I wanted to leverage the stateless nature of NFS, so I purposefully avoided using a standard file system API. My code would call directly into the NFS server’s READ and WRITE functions. Doing so enabled the software to optimize its usage of the NFS server on a case-by-case basis.

My one concession to a standard Java API was a custom implementation of the InputStream class. This class, when instantiated with a filehandle and byte range, would look just like any other Java InputStream. I could then pass that object to third-party libraries needed an InputStream.

I had direct access to the NFS protocol, but I still built an abstraction layer on top of my NFS libraries. This layer allowed the various Target Revocable E-Mail servers to work with “messages” and “accounts” instead of filehandles and RPC requests.

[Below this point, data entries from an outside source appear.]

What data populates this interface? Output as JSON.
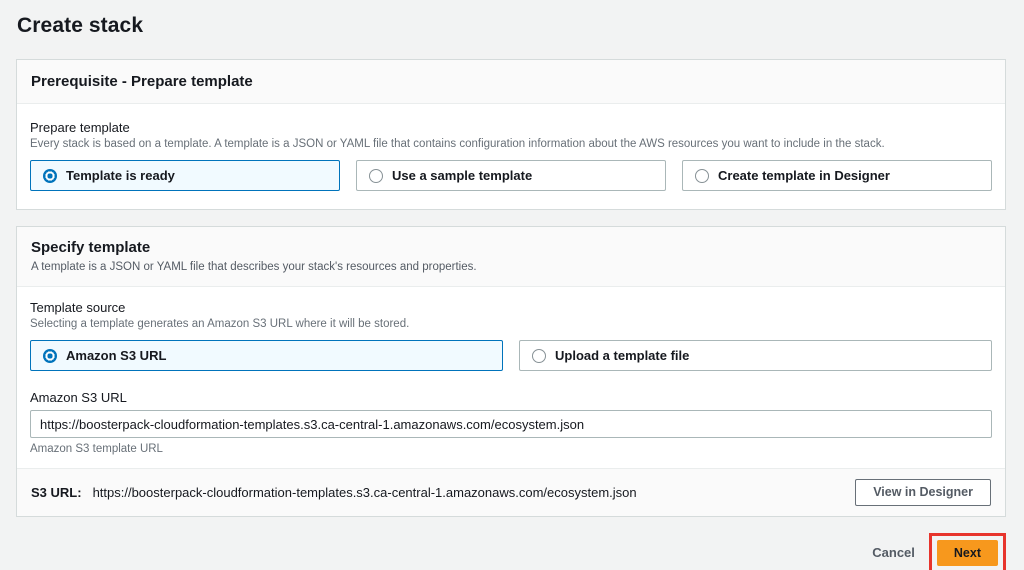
{
  "page": {
    "title": "Create stack"
  },
  "colors": {
    "accent_blue": "#0073bb",
    "selected_tile_bg": "#f1faff",
    "primary_button_orange": "#f7981d",
    "annotation_red": "#e7342c",
    "page_background": "#f2f3f3"
  },
  "prerequisite": {
    "card_title": "Prerequisite - Prepare template",
    "field_label": "Prepare template",
    "field_description": "Every stack is based on a template. A template is a JSON or YAML file that contains configuration information about the AWS resources you want to include in the stack.",
    "options": [
      {
        "label": "Template is ready",
        "selected": true
      },
      {
        "label": "Use a sample template",
        "selected": false
      },
      {
        "label": "Create template in Designer",
        "selected": false
      }
    ]
  },
  "specify": {
    "card_title": "Specify template",
    "card_description": "A template is a JSON or YAML file that describes your stack's resources and properties.",
    "source_label": "Template source",
    "source_description": "Selecting a template generates an Amazon S3 URL where it will be stored.",
    "source_options": [
      {
        "label": "Amazon S3 URL",
        "selected": true
      },
      {
        "label": "Upload a template file",
        "selected": false
      }
    ],
    "url_field_label": "Amazon S3 URL",
    "url_field_value": "https://boosterpack-cloudformation-templates.s3.ca-central-1.amazonaws.com/ecosystem.json",
    "url_field_helper": "Amazon S3 template URL",
    "footer_label": "S3 URL:",
    "footer_url": "https://boosterpack-cloudformation-templates.s3.ca-central-1.amazonaws.com/ecosystem.json",
    "designer_button_label": "View in Designer"
  },
  "actions": {
    "cancel_label": "Cancel",
    "next_label": "Next"
  }
}
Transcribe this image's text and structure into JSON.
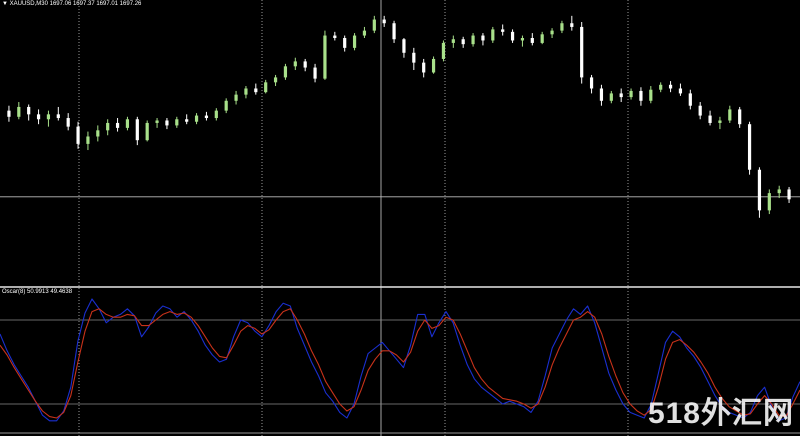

The abstraction layer identified each message by a three-tuple of message id, generation number, and filehandle. The filehandle could be encoded in a URL and then, when returned to the HTTP server, used for instantaneous access to a message.

The filehandle was not required to access the message — the numeric portion of the id was sufficient — but if available it allowed the abstraction layer to provide rapid access to individual messages.

4.2 File formats

The two most common actions in an e-mail system are listing a mailbox and reading a message. With the exception of toggling an unread flag, neither of these actions change the state of the system. To make these two operations as efficient as possible, the software went directly to the mailbox and message files when performing these tasks.

4.2.1 Record layout

My custom NFS client let me access data on the NFS server with a single RPC call, but for that to be useful I needed to know the offset in the file from which to read. As a result, all of the files in the Target Revocable E-Mail system were record-oriented.

Each entry in the mailbox index was stored at a fixed offset that could be computed from the message id. Message files had a fixed-size header; the body was always located at the same place in the file. Mailbox index files were never compacted, ensuring that records would not move while another server was accessing the file.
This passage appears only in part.